Distributed training and inference in AI

AI pipelines often span multiple nodes or clusters, needing synchronized, collective GPU communication, GPUDirect RDMA, and low jitter. For example, NVIDIA Infiniband is ideal for multi-node transformer model training across hundreds of GPUs.

NVMe over fabrics (NVMe-oF)

NVIDIA Infiniband enables high-speed, low-latency access to remote NVMe SSDs using RDMA transport and ultra-low latency storage access. For example, data centers building high-performance disaggregated storage systems deploy these systems.

Research labs and academia

NVIDIA Infiniband clusters offer maximum performance that is affordable and easily scalable, making them essential for academic AI and science research such as modeling protein folding, experimental physics, and AI.

Secure, high-speed government or defense networks

Performance, reliable delivery, deterministic communication, and fabric isolation are critical in simulation, surveillance, and defense AI. For example, NVIDIA Infiniband are well-suited for use by national labs or defense contractors running classified simulation workloads.
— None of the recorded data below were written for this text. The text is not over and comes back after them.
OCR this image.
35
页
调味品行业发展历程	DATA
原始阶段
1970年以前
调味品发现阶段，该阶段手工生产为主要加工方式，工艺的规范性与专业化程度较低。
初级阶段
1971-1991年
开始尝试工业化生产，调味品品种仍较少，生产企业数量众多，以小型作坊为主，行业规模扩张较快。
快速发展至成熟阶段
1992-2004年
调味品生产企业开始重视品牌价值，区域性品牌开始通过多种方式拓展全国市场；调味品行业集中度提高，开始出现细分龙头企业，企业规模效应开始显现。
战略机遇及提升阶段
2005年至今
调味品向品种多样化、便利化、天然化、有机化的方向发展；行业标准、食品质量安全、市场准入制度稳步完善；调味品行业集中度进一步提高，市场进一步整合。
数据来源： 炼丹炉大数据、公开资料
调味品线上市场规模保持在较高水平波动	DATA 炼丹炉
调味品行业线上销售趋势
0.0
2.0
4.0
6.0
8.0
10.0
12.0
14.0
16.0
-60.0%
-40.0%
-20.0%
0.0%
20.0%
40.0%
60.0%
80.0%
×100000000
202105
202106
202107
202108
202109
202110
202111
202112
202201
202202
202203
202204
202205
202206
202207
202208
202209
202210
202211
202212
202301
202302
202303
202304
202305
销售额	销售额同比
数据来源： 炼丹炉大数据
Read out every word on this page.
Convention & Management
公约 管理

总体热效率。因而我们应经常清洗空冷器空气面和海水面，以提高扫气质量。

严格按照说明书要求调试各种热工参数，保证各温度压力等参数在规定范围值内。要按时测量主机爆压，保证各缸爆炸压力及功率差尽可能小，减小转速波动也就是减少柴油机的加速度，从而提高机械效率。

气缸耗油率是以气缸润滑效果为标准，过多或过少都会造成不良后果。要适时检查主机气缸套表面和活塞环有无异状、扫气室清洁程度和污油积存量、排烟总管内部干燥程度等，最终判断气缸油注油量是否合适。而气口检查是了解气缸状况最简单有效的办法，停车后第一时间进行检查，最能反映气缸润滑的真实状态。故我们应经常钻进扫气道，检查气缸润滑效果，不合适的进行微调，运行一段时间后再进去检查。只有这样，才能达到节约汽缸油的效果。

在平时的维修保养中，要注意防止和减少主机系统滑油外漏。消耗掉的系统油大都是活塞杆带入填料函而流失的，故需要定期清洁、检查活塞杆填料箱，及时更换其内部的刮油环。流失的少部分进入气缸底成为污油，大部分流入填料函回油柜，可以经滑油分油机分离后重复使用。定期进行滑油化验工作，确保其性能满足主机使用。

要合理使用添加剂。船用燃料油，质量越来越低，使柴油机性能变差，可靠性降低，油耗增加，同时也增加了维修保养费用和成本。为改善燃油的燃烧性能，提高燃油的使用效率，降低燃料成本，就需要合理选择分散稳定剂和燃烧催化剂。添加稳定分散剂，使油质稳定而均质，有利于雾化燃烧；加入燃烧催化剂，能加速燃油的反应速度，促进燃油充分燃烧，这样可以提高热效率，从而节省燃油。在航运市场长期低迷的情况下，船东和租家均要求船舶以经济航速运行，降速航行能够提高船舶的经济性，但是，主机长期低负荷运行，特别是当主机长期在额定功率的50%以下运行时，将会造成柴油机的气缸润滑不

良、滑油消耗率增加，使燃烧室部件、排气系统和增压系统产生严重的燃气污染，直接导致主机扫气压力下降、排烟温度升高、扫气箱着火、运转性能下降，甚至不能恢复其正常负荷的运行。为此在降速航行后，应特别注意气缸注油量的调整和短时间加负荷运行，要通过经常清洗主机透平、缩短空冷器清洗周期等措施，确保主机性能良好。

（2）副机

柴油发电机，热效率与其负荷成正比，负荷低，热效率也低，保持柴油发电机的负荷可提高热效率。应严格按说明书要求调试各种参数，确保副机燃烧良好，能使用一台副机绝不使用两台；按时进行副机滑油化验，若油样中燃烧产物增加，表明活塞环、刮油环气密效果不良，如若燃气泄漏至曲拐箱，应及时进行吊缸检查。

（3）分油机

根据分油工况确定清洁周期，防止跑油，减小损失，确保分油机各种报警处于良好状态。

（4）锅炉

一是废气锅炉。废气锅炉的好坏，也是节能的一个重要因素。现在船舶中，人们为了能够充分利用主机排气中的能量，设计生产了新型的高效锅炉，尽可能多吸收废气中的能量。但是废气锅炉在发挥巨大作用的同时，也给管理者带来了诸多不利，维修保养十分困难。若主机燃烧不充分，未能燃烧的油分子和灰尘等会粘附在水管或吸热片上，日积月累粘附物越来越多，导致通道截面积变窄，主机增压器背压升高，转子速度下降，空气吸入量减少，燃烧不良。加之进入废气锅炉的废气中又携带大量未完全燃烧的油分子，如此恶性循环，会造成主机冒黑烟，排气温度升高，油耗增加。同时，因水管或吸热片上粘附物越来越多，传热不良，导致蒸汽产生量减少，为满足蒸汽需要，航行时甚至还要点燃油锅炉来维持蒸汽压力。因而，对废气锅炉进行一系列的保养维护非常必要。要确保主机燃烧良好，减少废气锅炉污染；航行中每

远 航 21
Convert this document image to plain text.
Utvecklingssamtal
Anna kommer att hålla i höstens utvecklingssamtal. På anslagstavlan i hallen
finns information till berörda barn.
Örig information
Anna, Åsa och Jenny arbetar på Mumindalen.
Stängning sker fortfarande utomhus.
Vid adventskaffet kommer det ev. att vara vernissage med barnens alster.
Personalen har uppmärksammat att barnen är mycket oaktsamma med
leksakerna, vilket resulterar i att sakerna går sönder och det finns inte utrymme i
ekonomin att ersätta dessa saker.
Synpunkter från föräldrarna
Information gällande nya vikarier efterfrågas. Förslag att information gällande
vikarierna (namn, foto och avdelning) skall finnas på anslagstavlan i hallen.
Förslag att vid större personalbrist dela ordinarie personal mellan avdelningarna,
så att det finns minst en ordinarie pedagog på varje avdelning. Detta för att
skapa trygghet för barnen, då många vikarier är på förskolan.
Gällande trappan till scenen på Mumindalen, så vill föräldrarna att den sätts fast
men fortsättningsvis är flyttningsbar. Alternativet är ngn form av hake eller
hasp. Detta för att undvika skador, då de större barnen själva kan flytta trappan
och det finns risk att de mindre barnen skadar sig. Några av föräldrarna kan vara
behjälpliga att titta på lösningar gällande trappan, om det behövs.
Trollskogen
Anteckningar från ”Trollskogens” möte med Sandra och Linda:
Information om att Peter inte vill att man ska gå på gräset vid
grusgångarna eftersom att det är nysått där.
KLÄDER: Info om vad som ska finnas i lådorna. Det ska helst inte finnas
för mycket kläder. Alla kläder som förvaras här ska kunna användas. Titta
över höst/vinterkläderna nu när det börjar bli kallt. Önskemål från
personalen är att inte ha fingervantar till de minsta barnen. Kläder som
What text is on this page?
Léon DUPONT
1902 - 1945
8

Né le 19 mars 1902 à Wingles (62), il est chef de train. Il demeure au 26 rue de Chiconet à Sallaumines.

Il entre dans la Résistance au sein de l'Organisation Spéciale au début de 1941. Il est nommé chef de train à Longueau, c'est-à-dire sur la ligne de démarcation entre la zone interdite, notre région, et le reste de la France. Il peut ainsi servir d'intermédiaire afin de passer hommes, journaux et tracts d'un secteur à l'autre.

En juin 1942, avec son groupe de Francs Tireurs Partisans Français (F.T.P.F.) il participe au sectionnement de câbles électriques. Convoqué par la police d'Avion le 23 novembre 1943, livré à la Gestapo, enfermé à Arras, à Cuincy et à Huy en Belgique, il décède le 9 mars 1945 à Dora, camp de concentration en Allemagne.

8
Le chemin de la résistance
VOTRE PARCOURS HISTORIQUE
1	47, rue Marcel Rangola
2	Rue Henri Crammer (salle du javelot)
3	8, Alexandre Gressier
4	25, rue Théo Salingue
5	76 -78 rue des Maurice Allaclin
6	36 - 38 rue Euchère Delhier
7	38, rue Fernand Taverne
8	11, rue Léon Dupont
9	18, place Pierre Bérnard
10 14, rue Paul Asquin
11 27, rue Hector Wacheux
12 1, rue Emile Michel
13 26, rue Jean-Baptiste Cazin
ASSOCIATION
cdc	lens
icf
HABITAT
Graphics rendering and VFX studios

Render farms need fast frame and asset transfers between high bandwidth GPU servers and storage nodes that offer consistent performance. The example users here would be studios rendering high-resolution content across multi-GPU nodes.

WEKA and NVIDIA InfiniBand

NeuralMesh™ by WEKA is uniquely optimized to harness the full capabilities of InfiniBand networks, making it the ideal storage solution for environments that demand the absolute lowest latency and highest throughput—like AI training clusters and supercomputing platforms. InfiniBand’s RDMA-based transport and ultra-low jitter perfectly complement NeuralMesh’s parallel, distributed architecture, enabling line-rate performance across thousands of GPU nodes without the overhead of traditional networking stacks. This synergy ensures that data-intensive operations such as checkpointing, streaming model weights, or ingesting massive datasets don’t slow down even the most demanding AI pipelines.

In return, NeuralMesh helps organizations extract maximum value from their InfiniBand investment. Unlike legacy storage systems that can’t keep up with the network, NeuralMesh is designed to scale linearly with both bandwidth and compute, ensuring the fabric is always saturated with meaningful I/O. It supports advanced features like adaptive routing, multipath access, and low-latency metadata operations, ensuring consistent performance even during network congestion or system recovery. For enterprises and research institutions building next-generation AI factories or HPC environments, NeuralMesh and InfiniBand together deliver an uncompromising solution for speed, scale, and efficiency.